Hinweis: Viele Meinungsverschiedenheiten mit der Krankenkasse betreffen sowohl die Grund- wie auch die Zusatzversicherung. Dann müssen Sie ausdrücklich sowohl Einsprache bei der Krankenkasse wie auch Klage beim Gericht erheben.
Alternative zum Gerichtsweg: der Ombudsmann
Die Ombudsstelle der sozialen Krankenversicherung ist eine unbürokratische Alternative zum soeben beschriebenen Rechtsweg. Sie ist zuständig für sämtliche Ungereimtheiten zwischen Kassen und Versicherten, nicht nur für den Streit um Leistungen.
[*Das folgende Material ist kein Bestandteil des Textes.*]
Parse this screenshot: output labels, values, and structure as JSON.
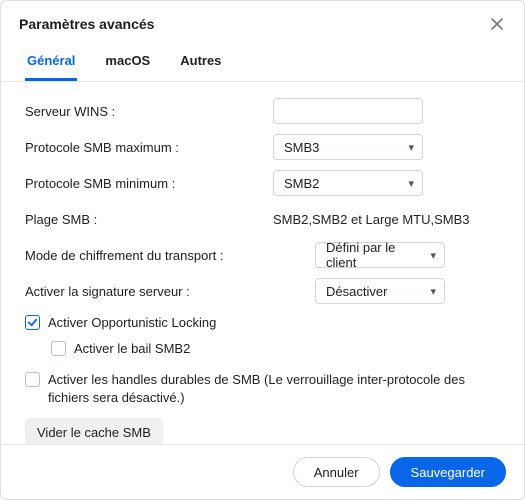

Sie können sich also auch an den Ombudsmann wenden, wenn Ihre Krankenkasse die Rechnungen nur schleppend vergütet, Sie abzuwimmeln versucht oder Sie schlecht informiert.
Der große Vorteil der Ombudsstelle: Sie kann vermitteln und findet manchmal auch eine unkonventionelle, praktikable Lösung. Ein Gericht aber ist sie nicht. Kommt keine Einigung zustande, kann der Ombudsmann die Krankenkasse nicht zur Übernahme von Kosten verurteilen. Das ist dem Gericht Vorbehalten. Die Adresse der Ombudsstelle finden Sie im Anhang.
Hinweis: Wenn bereits eine Verfügung der Krankenkasse vorliegt oder Sie schon Einsprache oder gar Beschwerde erhöhen haben, kann sich die Ombudsstelle nicht mehr einschalten.